楚九空欠了欠身,貌似認真地回道:“回陛下,臣認爲,四大長老與大皇子本是圖蘭百姓所愛戴多年之人,若是依着大部分人所說直接處決了他們,未免顯得太過狠辣,也顯得陛下太急於剷除異己。”
鶴卿枝也不點頭也不搖頭,直接轉而問道另一人:“趙大人,你呢?”
“回陛下,臣與楚大人的想法不同。長老院與大皇子罪大惡極,禍害圖蘭十幾年,更是聯手謀害了先皇,簡直是死不足惜!”
趙大人趙合才比楚九空年長一些,是圖蘭兩朝元老,但是他的行事作風可是一點也不老,更偏向於激進一派。
鶴卿枝在心底簡單對兩人做了評價,然後保留了自己的意見,再問道衆人:“那諸位就着這兩位大人的意見,你們更贊同哪一位?”
此話一出,在場的文武百官頓時再次陷入了混亂,雙方僵持不下。
只不過這次與方纔的混亂不同,在場的人自動分爲兩派,一下子便看出了誰與誰是一夥的。
“夠了,今天是個該開心的日子,大家皆是圖蘭臣子,犯不着吵得面紅耳赤的。”待看夠了,鶴卿枝擋下了他們,開口道,“聞人凜身爲圖蘭皇子,謀害先皇,罪無可恕,三天後於城中廣場斬首示衆!”
一時間,底下人鴉雀無聲。
這新皇……有些殘暴啊。
在圖蘭,他們的死刑大多是借用神的名義對人作出懲罰,從不用斬首凌遲這等見血的手段,因爲他們的一大忌諱便是死無全屍,死後不能入土爲安,這樣的人死後也是不能去見天神的,只能永世被困在陰暗潮溼的底下,永不見天日。
鶴卿枝也不說話,就等着看看誰會站出來。
等了半晌,是楚九空先開了口。
“啓稟陛下,圖蘭律法之中並無斬首一項,這麼做似乎有欠妥當。”
鶴卿枝不明意味地勾了勾脣道:“那是從前的圖蘭,如今的圖蘭是朕的圖蘭,有何不妥?還是說圖蘭還有一條律法是爲人臣子的可以干預皇上的決定?”
“臣不敢。”
“不敢便按照朕的話去做。”鶴卿枝冷下臉來,似乎是帶了怒意,底下再無人敢說話。
她用餘光瞥了旁邊的趙合才一眼,他一副事不關己的樣子微垂着頭,不過他身後有幾個人,臉上已經露出了明顯的幸災樂禍的表情,顯然是對於楚九空捱了訓感到十分開心。
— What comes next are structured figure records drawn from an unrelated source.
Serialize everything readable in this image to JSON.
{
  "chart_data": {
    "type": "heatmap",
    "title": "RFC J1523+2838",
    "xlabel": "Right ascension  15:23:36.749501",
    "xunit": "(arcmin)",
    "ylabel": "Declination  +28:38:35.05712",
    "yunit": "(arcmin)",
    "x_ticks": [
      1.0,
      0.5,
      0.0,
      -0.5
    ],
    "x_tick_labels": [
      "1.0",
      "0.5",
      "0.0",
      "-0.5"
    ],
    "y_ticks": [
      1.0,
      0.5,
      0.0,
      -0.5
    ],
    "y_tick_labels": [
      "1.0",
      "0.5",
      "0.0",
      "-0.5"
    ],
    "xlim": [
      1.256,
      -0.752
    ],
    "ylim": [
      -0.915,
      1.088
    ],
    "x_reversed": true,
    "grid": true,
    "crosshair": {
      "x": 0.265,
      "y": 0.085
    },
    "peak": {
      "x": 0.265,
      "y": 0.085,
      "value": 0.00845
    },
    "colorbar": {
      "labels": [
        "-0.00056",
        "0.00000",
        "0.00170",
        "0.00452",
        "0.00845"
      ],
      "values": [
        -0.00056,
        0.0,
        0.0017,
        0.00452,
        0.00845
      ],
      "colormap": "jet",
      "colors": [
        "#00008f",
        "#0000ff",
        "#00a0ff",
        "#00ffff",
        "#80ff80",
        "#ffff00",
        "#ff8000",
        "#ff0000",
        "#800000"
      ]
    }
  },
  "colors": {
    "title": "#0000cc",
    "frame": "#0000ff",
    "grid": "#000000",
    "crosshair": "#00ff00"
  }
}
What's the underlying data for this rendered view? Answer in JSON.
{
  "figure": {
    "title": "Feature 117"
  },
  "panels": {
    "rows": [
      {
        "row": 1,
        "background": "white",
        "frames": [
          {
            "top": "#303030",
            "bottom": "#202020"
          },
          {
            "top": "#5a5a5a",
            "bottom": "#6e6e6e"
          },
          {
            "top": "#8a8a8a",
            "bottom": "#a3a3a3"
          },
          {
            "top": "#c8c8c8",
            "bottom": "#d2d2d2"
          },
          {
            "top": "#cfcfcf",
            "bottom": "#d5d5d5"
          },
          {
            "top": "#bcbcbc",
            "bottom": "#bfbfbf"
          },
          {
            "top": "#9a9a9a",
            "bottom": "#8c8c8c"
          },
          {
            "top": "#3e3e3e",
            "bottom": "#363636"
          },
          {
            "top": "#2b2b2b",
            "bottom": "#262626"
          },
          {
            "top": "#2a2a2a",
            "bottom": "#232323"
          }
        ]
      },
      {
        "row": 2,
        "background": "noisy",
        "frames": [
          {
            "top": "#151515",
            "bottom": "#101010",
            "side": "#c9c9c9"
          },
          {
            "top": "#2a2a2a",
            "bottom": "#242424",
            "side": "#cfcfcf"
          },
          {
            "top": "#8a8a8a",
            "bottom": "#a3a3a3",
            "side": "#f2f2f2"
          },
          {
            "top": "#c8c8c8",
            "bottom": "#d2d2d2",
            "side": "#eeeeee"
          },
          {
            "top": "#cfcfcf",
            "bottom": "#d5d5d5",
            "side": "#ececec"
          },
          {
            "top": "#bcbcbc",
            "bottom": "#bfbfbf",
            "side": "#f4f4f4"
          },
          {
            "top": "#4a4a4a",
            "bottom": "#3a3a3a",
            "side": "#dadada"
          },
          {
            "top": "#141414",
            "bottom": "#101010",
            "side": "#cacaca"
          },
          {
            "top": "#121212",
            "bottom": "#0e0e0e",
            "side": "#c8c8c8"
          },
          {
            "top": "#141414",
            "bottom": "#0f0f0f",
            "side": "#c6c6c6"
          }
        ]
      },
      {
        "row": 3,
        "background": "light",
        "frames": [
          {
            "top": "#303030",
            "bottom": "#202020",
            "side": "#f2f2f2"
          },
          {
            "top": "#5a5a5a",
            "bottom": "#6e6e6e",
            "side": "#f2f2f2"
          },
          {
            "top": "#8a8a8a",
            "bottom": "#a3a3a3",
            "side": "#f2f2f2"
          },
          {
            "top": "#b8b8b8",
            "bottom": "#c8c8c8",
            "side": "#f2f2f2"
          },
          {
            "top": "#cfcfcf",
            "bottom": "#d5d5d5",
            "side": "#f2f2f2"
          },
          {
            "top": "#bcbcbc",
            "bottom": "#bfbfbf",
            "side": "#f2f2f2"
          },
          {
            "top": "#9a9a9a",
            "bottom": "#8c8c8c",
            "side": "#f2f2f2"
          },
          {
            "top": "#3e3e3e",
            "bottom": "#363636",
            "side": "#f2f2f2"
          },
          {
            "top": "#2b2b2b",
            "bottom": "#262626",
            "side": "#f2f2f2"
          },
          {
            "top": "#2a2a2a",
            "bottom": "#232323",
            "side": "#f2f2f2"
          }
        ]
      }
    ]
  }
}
鶴卿枝收回目光,理了理衣裳,沉聲道:“三大長老身爲神諭殿的人,朕將決定權交給大祭司處理。無論結果如何,朕尊重大祭司的決定。”
說着她看了東方墨軒一眼,東方墨軒一臉複雜,但還是點了點頭,算是應下了。
再看跪在地上的三大長老和聞人凜,那三人一聽鶴卿枝將他們交給東方墨軒處理,竟然都露出瞭如釋重負的表情,或許是鶴卿枝先前對聞人凜的砍頭死刑產生了恐懼,只想着落到東方墨軒手裡也比落在鶴卿枝手裡落不到個全屍的好。